11/02/2017

Intégrisme religieux - ou comment certains utilisent ce terme

Modeste recommandation pour qui apprécie bon sens, préfère les positions équilibrées sur des sujets de société et regrette le mauvais usage des mots: écoutez sur le net la Matinale de samedi 11 février, vers 8 h. 30, de  Jacques Poget sur Espace 2.

Bon dimanche.

12/01/2017

Qui sont les intégristes ?

J'ai relevé il y a peu que initiative lancée "contre l’intégrisme religieux" était pour le moins peu constructive et susceptible de créer des antagonismes hautement regrettables (les Anglo-Saxons diraient "produira beaucoup plus de chaleur que de lumière"). Ci-dessous des extrais d'un billet d’une observatrice expérimentée de notre société, l’ancienne conseillère nationale Anne-Catherine Menétrey, paru dans Le Courrier il y a quelques jours:

"Le canton de Vaud a élaboré une loi fort raisonnable sur la reconnaissance des communautés religieuses,  contre laquelle des intégristes (c'est Jean Matin qui souligne) chrétiens ou laïcistes, au nom de la lutte contre l’intégrisme, se sont mis en ordre de bataille : une initiative populaire de l’UDC n’attend que l’ouverture de la chasse aux électeurs, à la mi-janvier,pour démarrer. Cette entreprise s’appuie sur ce que les experts en communication nomment des post-vérités, c’est-à-dire des mensonges. On voudrait nous faire croire que la loi adoptée par le Grand Conseil  est un machine à distribuer (aux musulmans, bien sûr, qui d’autres?) des subventions, des privilèges, des passe-droits.Or le texte dit tout le  contraire. Il ne vaudrait même pas la peine d’en parler si ces croisades restaient confinées en terre vaudoise. Ce n’est pas le cas. A Genève, on se déchire sur le sens même de laïcité. Les manières de vivre, les rituels particuliers, doivent-il devenir des critères d’exclusion ? Qu’on se dise bonjour en s’embrassant (trois fois s’il vous plaît), en  tendant la main ou en la posant sur le cœur, ce sont des manières respectables, non ?  Même si la main sur le cœur est un rituel musulman."

On ne saurait mieux dire.

08/01/2017

L'initiative qui prétend clarifier mais qui attise l'animosité et le rejet

Une initiative dite "contre l'intégrisme religieux" est lancée par l'UDC, en rapport avec la reconnaissance de communautés religieuses dans notre canton, sujet qui est pourtant déjà très clairement précisé dans notre nouvelle Constitution et dans une loi subséquente.

J'aimerais attirer l'attention sur la remarquable démonstration que fait ma collègue Marie-Denise Schaller, professeure au CHUV et présidente des catholiques vaudois, du fait que cette initiative est tout à fait inutile - et est même, selon ses termes, une mystification (24 heures du 22 décembre 2016).

Selon ses auteurs, cette démarche voudrait éviter que des pratiques autres ne viennent « contaminer » le fondement chrétien de notre société.
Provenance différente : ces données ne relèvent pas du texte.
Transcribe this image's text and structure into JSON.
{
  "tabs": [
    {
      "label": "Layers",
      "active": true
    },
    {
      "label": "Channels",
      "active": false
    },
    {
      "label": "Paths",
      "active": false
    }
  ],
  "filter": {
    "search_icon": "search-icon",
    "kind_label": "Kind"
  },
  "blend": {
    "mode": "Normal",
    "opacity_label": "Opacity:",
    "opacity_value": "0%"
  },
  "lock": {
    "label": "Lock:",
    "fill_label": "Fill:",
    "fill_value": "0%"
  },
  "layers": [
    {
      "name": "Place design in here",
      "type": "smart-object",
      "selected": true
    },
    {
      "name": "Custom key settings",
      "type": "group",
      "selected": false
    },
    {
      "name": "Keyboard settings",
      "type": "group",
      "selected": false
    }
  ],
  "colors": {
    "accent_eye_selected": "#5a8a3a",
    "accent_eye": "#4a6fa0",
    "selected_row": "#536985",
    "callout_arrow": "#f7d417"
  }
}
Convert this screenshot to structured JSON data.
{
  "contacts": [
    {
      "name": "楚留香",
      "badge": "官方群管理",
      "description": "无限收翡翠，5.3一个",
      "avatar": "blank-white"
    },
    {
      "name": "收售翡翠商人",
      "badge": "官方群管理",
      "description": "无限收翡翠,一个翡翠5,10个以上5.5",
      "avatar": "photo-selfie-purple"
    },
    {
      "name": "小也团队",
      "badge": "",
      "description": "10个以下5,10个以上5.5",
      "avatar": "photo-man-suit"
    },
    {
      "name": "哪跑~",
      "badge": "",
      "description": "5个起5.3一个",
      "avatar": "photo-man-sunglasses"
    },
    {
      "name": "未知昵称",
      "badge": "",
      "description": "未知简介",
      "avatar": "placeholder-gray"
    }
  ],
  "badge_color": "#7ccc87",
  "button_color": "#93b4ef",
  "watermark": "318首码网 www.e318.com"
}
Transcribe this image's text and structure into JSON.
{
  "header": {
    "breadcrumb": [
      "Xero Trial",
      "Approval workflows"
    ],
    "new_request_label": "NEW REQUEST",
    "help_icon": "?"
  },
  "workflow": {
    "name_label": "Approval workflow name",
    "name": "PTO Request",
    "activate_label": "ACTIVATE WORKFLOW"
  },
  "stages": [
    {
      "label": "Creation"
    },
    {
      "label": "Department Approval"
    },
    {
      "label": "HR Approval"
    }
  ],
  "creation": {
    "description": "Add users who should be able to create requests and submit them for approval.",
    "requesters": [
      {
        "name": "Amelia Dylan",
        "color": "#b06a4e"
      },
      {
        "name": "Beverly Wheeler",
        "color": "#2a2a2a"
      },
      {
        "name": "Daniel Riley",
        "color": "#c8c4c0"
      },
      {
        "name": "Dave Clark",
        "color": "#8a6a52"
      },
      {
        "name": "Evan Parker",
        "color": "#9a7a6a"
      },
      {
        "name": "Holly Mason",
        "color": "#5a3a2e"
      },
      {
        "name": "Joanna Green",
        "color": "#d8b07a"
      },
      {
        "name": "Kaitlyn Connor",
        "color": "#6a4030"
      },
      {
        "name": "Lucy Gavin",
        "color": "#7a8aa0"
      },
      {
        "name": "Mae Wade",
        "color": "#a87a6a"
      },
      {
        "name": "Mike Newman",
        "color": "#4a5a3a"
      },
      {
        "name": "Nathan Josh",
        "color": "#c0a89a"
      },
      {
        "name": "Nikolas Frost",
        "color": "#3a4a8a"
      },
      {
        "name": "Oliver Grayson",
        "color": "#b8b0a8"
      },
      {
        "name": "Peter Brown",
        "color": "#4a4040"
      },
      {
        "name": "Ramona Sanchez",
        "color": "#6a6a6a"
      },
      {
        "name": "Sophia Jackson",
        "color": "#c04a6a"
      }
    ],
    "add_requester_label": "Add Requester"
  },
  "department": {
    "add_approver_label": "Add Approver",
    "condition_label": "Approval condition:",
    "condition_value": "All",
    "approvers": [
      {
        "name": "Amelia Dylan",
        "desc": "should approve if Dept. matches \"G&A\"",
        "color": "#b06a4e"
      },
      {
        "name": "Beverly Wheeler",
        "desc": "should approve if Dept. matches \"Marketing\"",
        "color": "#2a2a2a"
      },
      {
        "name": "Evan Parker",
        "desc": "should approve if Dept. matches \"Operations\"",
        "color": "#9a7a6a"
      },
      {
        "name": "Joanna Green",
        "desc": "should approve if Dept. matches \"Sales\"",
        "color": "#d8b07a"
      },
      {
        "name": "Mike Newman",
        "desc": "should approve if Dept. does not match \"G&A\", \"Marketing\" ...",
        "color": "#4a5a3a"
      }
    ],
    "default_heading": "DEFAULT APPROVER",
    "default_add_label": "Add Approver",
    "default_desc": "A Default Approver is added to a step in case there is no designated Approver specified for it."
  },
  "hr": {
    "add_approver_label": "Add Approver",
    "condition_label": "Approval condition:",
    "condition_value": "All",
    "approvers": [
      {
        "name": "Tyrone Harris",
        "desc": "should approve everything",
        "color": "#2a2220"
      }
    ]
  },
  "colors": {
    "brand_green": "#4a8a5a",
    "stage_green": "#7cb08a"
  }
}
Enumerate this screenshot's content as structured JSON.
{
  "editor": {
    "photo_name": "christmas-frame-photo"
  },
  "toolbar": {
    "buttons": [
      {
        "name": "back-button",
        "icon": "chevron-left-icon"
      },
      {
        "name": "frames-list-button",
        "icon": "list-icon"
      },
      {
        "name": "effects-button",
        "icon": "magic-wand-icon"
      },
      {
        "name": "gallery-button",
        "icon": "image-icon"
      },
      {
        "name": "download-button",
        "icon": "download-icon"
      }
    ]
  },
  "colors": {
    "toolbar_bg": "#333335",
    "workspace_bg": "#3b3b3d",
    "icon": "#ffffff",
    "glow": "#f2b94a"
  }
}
Protestant pratiquant, je suis aussi intéressé que l’UDC Vaud à maintenir et promouvoir ces valeurs – tout en réalisant qu’il n’est pas exclu que nous n’en ayons pas la même conception. L’idée d’une sorte d’« identité pure » propre aux Vaudois de souche (merci ici de nous dire comment on définit ces vrais Vaudois par rapport aux faux) est une fiction. Notre société - et pour l’essentiel nous nous en trouvons très bien, a su adopter beaucoup des aspects constructifs de l’évolution des 50 dernières années ; elle est mobile, elle est diverse (et la différence c’est enrichissant).

Tout à fait d’accord de cultiver nos valeurs de nature religieuse, comme d’ailleurs les traditions culturelles, artistiques, sportives qui ont une saveur particulière « de chez nous » - en fait, ceux qui parmi nous sont d’une origine différente s’y associent souvent. Mais il serait préférable que, disant vouloir oeuvrer positivement, on ne fasse pas trop de mal…  Or, l’initiative qui nous est proposée prend les choses par le mauvais bout en voulant étiqueter (négativement), limiter, interdire. Contrairement à ce qui est prétendu et comme le montre Madame Schaller, loin de clarifier, loin de promouvoir la bonne entente, elle fait le lit de l’animosité, de l’agressivité, du rejet. Triste programme.